Mackinac Bridge

Mackinac+Bridge

 

     In January 1953, David Barnard Steinman was chosen to design the Mackinac Bridge, but estimates and contracts were ignored. They were ignored, but a Civil Engineer with the name of Abul Hasnat did the estimates and it was going to be 95 million dollars, so they had to turn the bridge into a toll bridge for the next two decades.

Construction had begun on May 7, in 1954. It took about three and a half years. They did not work in the winter, but for four summers they had gotten most of the money from the American Bridge Division of The United States Steel Corporation. They were awarded a contract of 44 million dollars to pay for all of the steel used in construction.

     The total cost was $100 million dollars. Five lives were lost to the bridge. The bridge was still open to traffic, but not to ferries. The bridge was formally dedicated on June 25, 1958. The governor, Gerhard Mennen Williams, did a ceremony where he would lead the march across the Mackinac Bridge. 

On June 25, 1998, exactly forty years after it’s dedication, the bridge it had its 100 millionth crossing on November 1, 2007, they also they had the 50th anniversary of the opening. There was a ceremony with the Mackinac Bridge Authority at the viewing park across from the St. Ignace causeway. 

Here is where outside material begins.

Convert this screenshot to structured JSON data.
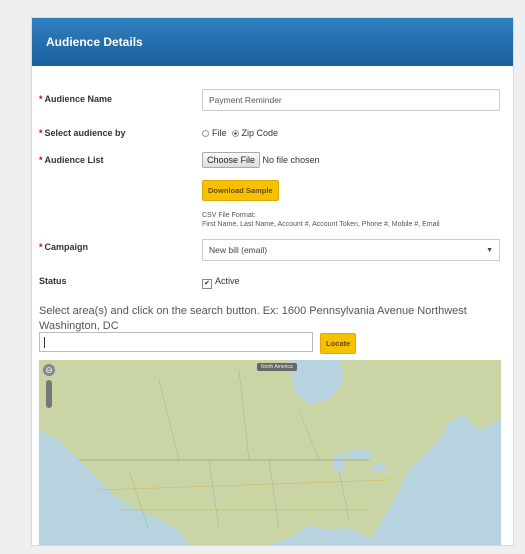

Now some facts, the Mackinac Bridge is twenty-eight feet short of five miles and stretches from the upper peninsula of Michigan crossing over Lake Huron and Lake Michigan. Many people cross this bridge to get to a boat so they can go to Mackinac Island in Lake Huron. Engineers are the reason that the design of the bridge had to be formed by 4,000 drawings and 85,000 blueprints.